= Gunnar Bondevik =

Norwegian priest

Gunnar Bondevik (19 February 1902 – 1987) was a Norwegian priest.

==Personal life==
He was born in Sogndal Municipality as a son of teacher Nils Bondevik (1874–1961) and Kari Hauge (1867–1958). He was a brother of Ottar Bondevik and Borghild Bondevik Haga, first cousin of Kjell and Johannes Bondevik, and through that part of the family a first cousin once removed of Odd and Kjell Magne Bondevik.

In 1928 he married Maine Cröger Tschudi. Through her he was a brother-in-law of theologian Stephan Tschudi. His wife was also a first cousin of Stephan Tschudi-Madsen, Sr. Gunnar and Maine's son Halfdan Tschudi Bondevik also had high positions in the church.

==Career==
He finished his secondary education in 1922 and took the cand. theol. degree at the University of Oslo in 1927. In the following year he finished the practical-theological seminary. His first post was as vicar of Jølster Municipality in 1928. He got the same position in Lom Municipality in 1936 before being appointed as dean of Nord-Gudbrandsdal in 1938.

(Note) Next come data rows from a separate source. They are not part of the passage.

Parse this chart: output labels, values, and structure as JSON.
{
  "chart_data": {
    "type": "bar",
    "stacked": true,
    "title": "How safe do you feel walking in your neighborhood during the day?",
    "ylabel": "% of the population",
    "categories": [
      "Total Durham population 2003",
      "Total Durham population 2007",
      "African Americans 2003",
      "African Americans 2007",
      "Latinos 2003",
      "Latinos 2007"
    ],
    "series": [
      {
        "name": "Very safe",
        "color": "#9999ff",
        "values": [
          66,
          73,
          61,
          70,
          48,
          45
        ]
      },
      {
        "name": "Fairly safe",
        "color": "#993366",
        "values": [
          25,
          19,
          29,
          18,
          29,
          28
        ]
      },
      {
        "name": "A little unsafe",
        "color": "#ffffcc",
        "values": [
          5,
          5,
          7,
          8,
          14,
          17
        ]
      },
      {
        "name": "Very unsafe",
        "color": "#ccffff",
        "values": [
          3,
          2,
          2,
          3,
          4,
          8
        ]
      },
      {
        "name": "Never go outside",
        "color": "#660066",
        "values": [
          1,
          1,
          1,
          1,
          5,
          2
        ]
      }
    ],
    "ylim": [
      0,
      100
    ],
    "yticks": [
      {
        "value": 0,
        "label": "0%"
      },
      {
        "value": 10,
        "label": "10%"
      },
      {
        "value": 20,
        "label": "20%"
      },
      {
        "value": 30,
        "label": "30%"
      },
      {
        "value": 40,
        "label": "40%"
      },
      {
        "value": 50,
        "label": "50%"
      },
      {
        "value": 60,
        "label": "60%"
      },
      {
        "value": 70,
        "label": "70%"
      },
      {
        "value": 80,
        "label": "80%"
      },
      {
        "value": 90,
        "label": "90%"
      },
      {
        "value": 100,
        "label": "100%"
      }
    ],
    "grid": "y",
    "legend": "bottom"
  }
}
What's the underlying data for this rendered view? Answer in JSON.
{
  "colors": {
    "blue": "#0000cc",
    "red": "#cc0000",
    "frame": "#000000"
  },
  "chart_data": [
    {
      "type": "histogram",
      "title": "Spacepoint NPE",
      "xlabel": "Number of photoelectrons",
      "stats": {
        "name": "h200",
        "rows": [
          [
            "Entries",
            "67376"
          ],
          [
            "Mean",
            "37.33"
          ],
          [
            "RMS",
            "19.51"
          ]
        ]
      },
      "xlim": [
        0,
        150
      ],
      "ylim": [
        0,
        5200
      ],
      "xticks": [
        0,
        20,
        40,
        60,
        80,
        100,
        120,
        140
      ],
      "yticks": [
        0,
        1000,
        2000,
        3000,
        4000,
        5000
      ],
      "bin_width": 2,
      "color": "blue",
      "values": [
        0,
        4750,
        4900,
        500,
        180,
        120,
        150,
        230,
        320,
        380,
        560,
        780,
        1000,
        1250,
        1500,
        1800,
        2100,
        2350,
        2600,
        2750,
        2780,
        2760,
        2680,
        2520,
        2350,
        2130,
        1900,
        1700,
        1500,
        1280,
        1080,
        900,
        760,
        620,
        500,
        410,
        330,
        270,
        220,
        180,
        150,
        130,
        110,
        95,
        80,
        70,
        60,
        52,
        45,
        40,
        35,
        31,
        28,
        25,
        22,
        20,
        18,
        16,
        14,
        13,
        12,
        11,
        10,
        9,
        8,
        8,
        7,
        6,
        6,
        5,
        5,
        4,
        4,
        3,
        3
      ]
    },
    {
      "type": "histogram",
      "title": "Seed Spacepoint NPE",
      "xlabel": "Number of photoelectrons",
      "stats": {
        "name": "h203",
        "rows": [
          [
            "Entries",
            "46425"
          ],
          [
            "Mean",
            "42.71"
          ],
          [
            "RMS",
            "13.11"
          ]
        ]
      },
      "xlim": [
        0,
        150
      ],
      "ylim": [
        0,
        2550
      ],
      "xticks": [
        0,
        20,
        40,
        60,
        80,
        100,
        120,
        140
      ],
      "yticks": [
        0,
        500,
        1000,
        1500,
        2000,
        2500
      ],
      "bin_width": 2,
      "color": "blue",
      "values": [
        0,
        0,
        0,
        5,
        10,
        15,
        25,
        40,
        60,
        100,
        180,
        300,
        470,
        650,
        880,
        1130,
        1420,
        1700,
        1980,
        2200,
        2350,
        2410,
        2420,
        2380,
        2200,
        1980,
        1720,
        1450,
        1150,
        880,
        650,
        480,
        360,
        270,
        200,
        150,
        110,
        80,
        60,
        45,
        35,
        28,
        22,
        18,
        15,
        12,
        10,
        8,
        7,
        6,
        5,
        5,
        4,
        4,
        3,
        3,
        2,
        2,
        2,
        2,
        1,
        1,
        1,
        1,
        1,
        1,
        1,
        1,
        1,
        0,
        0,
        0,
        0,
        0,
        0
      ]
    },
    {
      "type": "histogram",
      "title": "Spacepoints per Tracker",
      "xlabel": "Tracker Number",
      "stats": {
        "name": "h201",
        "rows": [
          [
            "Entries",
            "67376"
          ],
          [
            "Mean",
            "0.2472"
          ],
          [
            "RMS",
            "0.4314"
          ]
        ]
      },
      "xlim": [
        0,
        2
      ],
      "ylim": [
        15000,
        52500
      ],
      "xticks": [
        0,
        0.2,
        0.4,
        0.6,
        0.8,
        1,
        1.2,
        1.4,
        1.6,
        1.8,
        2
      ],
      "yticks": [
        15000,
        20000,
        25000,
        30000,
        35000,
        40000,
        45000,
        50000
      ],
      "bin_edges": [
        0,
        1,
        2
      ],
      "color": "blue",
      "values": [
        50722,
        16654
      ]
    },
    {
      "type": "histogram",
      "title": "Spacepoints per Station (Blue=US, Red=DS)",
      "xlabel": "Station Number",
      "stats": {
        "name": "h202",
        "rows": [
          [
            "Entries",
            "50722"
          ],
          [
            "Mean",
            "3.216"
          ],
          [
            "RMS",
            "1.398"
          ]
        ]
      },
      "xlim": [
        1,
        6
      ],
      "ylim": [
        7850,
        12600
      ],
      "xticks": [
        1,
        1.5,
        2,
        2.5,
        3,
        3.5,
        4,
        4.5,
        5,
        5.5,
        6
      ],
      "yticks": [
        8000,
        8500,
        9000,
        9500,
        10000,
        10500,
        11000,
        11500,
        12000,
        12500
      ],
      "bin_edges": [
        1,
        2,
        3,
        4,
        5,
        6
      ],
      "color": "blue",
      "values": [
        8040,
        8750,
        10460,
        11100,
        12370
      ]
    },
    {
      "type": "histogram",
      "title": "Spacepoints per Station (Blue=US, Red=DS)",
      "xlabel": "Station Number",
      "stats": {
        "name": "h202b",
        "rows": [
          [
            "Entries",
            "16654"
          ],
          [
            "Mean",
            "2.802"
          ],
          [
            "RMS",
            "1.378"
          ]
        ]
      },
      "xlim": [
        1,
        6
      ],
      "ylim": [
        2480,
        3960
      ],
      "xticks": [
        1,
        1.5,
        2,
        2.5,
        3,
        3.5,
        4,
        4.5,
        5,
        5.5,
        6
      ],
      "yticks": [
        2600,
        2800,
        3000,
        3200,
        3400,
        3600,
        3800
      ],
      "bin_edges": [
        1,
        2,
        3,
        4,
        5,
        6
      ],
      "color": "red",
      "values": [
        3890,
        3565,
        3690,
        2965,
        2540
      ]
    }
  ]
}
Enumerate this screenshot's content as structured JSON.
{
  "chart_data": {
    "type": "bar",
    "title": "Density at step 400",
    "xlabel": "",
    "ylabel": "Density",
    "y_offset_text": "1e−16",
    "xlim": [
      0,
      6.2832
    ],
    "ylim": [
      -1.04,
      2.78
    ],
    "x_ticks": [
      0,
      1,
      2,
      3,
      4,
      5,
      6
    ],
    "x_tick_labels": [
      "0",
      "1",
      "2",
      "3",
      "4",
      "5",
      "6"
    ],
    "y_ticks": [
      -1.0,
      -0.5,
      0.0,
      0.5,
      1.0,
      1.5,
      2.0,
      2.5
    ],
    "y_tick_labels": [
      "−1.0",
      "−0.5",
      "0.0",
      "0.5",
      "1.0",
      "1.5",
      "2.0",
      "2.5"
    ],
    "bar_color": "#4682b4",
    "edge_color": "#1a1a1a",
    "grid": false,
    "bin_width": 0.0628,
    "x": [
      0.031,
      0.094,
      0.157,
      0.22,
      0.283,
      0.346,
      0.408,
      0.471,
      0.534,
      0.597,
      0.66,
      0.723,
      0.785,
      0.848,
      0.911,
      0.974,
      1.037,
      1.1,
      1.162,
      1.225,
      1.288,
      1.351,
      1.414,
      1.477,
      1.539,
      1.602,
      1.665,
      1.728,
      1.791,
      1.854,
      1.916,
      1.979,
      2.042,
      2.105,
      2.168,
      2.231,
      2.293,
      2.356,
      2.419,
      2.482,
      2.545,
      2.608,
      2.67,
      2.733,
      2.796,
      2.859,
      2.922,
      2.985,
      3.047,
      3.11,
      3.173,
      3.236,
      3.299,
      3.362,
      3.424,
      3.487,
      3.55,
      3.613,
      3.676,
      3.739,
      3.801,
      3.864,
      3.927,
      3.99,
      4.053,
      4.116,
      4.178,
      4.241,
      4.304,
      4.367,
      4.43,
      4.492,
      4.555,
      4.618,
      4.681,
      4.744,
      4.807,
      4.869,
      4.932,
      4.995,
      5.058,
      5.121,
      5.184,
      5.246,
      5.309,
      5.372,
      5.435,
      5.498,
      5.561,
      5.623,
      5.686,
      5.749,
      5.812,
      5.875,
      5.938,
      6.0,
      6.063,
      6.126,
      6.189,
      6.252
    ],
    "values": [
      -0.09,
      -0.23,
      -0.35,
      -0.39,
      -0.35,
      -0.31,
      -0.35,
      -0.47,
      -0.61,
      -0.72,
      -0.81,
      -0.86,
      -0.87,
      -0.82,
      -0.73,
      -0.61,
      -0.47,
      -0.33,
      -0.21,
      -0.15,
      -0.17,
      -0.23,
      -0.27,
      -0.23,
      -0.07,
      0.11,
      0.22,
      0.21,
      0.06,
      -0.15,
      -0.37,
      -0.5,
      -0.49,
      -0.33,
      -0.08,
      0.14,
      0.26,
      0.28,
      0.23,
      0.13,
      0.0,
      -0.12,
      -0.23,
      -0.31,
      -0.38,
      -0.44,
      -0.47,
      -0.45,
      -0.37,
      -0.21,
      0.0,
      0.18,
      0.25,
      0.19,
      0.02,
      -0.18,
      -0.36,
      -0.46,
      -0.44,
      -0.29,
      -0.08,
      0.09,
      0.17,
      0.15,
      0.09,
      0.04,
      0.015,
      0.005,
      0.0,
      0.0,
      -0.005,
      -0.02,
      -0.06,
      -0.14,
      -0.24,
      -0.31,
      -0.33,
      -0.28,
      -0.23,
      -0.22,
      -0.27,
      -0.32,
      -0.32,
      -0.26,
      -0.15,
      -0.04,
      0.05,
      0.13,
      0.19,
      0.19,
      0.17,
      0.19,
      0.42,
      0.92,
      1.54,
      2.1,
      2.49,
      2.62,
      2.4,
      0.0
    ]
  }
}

He then lived in Oslo as a secretary in the city's Inner Mission from 1946 and vicar of Ullern Church from 1952 to 1965. From 1952 to 1958 he chaired the Norwegian Christian Youth Association (YMCA). He was also a national board member of the Norwegian Association of Clergy. In 1965 he was appointed as vicar of Lillehammer Church and dean of Sør-Gudbrandsdal. He retired in 1972 and moved back to Oslo. He died in 1987.